O trabalho de psicografia é realizado pelo médium (alguém que possui faculdade mediúnica apurada) para captar e colocar a ideia do espírito no papel. Os espíritos relatam nas cartas sua condição atual, falam também da saudade que sentem, do local onde estão e o que fazem. “Costumam citar fatos que só quem está recebendo identifica como prova da veracidade”, explicam Mariângela e Ricardo. Essas mensagens, enviadas por seres que não estão neste plano, normalmente são destinadas a familiares ou amigos e têm caráter consolador.

“Através do conteúdo, que possui particularidades percebidas pelo receptor, é comprovada a continuidade da vida, o que vem desbancar a ideia de morte como fim de tudo”, justifica o casal. A psicografia é feita em casas espíritas por haver ambiente espiritual propício. O acesso é gratuito e o público assiste a todo o trabalho, da escrita até a leitura das cartas.



2 PERGUNTAS PARA MARIÂNGELA E RICARDO


POR QUE NEM TODAS AS PESSOAS RECEBEM AS CARTAS?


“Primeiro, pelo grau de necessidade do escrevente e do destinatário (alívio da dor, da saudade). Também há que considerar o merecimento (ações no bem) de quem escreve e de quem recebe. A condição evolutiva em que se encontra o espírito também pesa muito. Segundo, há de se considerar questões físicas do médium, já que há muita gente querendo receber e o desgaste de energia é muito grande”.

OS ESPÍRITOS QUE FALAM COM SEUS FAMILIARES ATRAVÉS DAS CARTAS SÃO ESCOLHIDOS?

“São escolhidas pela espiritualidade maior, sem interferência do médium, de acordo com as condições acima, necessidades e merecimento de ambos os lados. Chico Xavier dizia: ‘O telefone toca de lá para cá’, mas é preciso que haja procura de quem recebe, pois se ninguém ‘atender’ cai no vazio. Não há tempo definido para que um espírito se comunique, pode ser horas, ou muitas décadas, depende, como falamos, das condições de ambas as partes (espírito e família)”.

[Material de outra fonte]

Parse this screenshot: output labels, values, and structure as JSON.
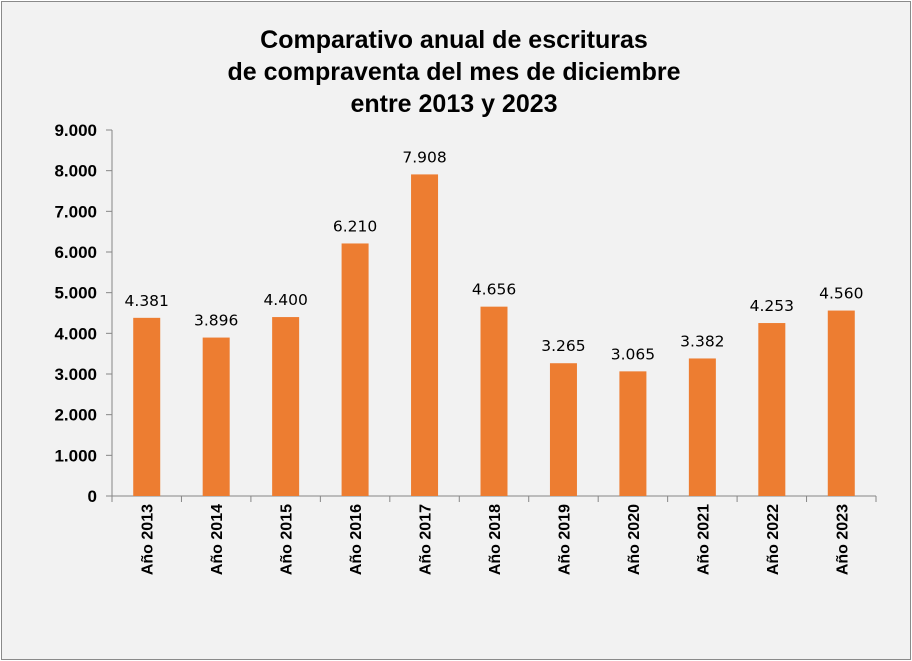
{
  "chart_data": {
    "type": "bar",
    "title_lines": [
      "Comparativo anual de escrituras",
      "de compraventa del mes de diciembre",
      "entre 2013 y 2023"
    ],
    "categories": [
      "Año 2013",
      "Año 2014",
      "Año 2015",
      "Año 2016",
      "Año 2017",
      "Año 2018",
      "Año 2019",
      "Año 2020",
      "Año 2021",
      "Año 2022",
      "Año 2023"
    ],
    "values": [
      4381,
      3896,
      4400,
      6210,
      7908,
      4656,
      3265,
      3065,
      3382,
      4253,
      4560
    ],
    "value_labels": [
      "4.381",
      "3.896",
      "4.400",
      "6.210",
      "7.908",
      "4.656",
      "3.265",
      "3.065",
      "3.382",
      "4.253",
      "4.560"
    ],
    "ylim": [
      0,
      9000
    ],
    "yticks": [
      0,
      1000,
      2000,
      3000,
      4000,
      5000,
      6000,
      7000,
      8000,
      9000
    ],
    "ytick_labels": [
      "0",
      "1.000",
      "2.000",
      "3.000",
      "4.000",
      "5.000",
      "6.000",
      "7.000",
      "8.000",
      "9.000"
    ],
    "xlabel": "",
    "ylabel": "",
    "grid": false,
    "legend": "none",
    "bar_color": "#ed7d31",
    "background_color": "#f2f2f2"
  }
}
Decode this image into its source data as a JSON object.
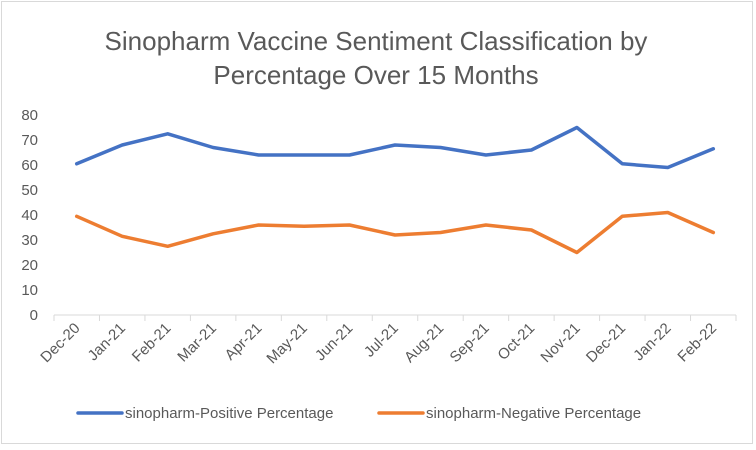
{
  "chart_data": {
    "type": "line",
    "title_lines": [
      "Sinopharm Vaccine Sentiment Classification by",
      "Percentage Over 15 Months"
    ],
    "categories": [
      "Dec-20",
      "Jan-21",
      "Feb-21",
      "Mar-21",
      "Apr-21",
      "May-21",
      "Jun-21",
      "Jul-21",
      "Aug-21",
      "Sep-21",
      "Oct-21",
      "Nov-21",
      "Dec-21",
      "Jan-22",
      "Feb-22"
    ],
    "ylim": [
      0,
      80
    ],
    "yticks": [
      "0",
      "10",
      "20",
      "30",
      "40",
      "50",
      "60",
      "70",
      "80"
    ],
    "grid": false,
    "legend_position": "bottom",
    "series": [
      {
        "name": "sinopharm-Positive Percentage",
        "color": "#4472C4",
        "values": [
          60.5,
          68,
          72.5,
          67,
          64,
          64,
          64,
          68,
          67,
          64,
          66,
          75,
          60.5,
          59,
          66.5
        ]
      },
      {
        "name": "sinopharm-Negative Percentage",
        "color": "#ED7D31",
        "values": [
          39.5,
          31.5,
          27.5,
          32.5,
          36,
          35.5,
          36,
          32,
          33,
          36,
          34,
          25,
          39.5,
          41,
          33
        ]
      }
    ]
  }
}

“Alma é definida como o espírito ainda encarnado”. Allan Kardec

 

SAIBA MAIS

O livro “Nossa nova caminhada”, lançado em 2014, traz psicografias de sete jovens que desencarnaram na boate Kiss. Em suas 103 páginas constam descrições das vítimas, inclusive de Guilherme Pontes Gonçalves. Nas cartas, todos espíritos falam que estão bem e também relatam saudade. A obra foi organizada pela jornalista Lidiana Betega e a produção contou com a ajuda de familiares. Toda renda do livro é doada para caridade.


 

 

CONFIRA ABAIXO UM TRECHO DO LIVRO ASSINADO POR GUILHERME:

“Despertei deste lado como se desperta toda manhã, num lugar lindo e cheio de paz. Não sou espírito devedor, o que me garante paz deste lado. Fui um jovem como todos os outros, me diverti muito acompanhando os amigos da época. Curti o que pude da juventude que eu tinha na terra, sempre fui guiado por vosso amor e vossos cuidados, nosso lar sempre foi bom. Quero que continuem firmes. Há um propósito maior em Deus para que todos nos retornássemos reunidos, mas não sei explicar ainda, mas sei apenas que seguimos por aqui amados como sempre amamos, aprendi a dominar a saudade e extrair-lhe as possíveis dores”.



O QUE NÓS VIMOS


A reportagem da revista LINDA acompanhou duas sessões mediúnicas entre os dias 3 e 4 de junho nas sociedades espíritas Caminho da Salvação e Nosso Lar, onde o médium paulista Nilton Cesar Stuqui realizou a psicografia das cartas. As casas tiveram lotação máxima. Nem todos puderam ser atendidos, mas assim que algumas famílias foram chamadas, o choro veio num misto de alegria e conforto. Muitas pessoas saíram de mãos vazias, mas com a alma cheia de paz e esperança.


 

 

 

Tudo passa...
“Todas as coisas na Terra passam.
Os dias de dificuldade passarão...
Passarão, também, os dias de amargura e solidão.
As dores e as lágrimas passarão.
As frustrações que nos fazem chorar... Um dia passarão.
A saudade do ser querido que está longe, passará”.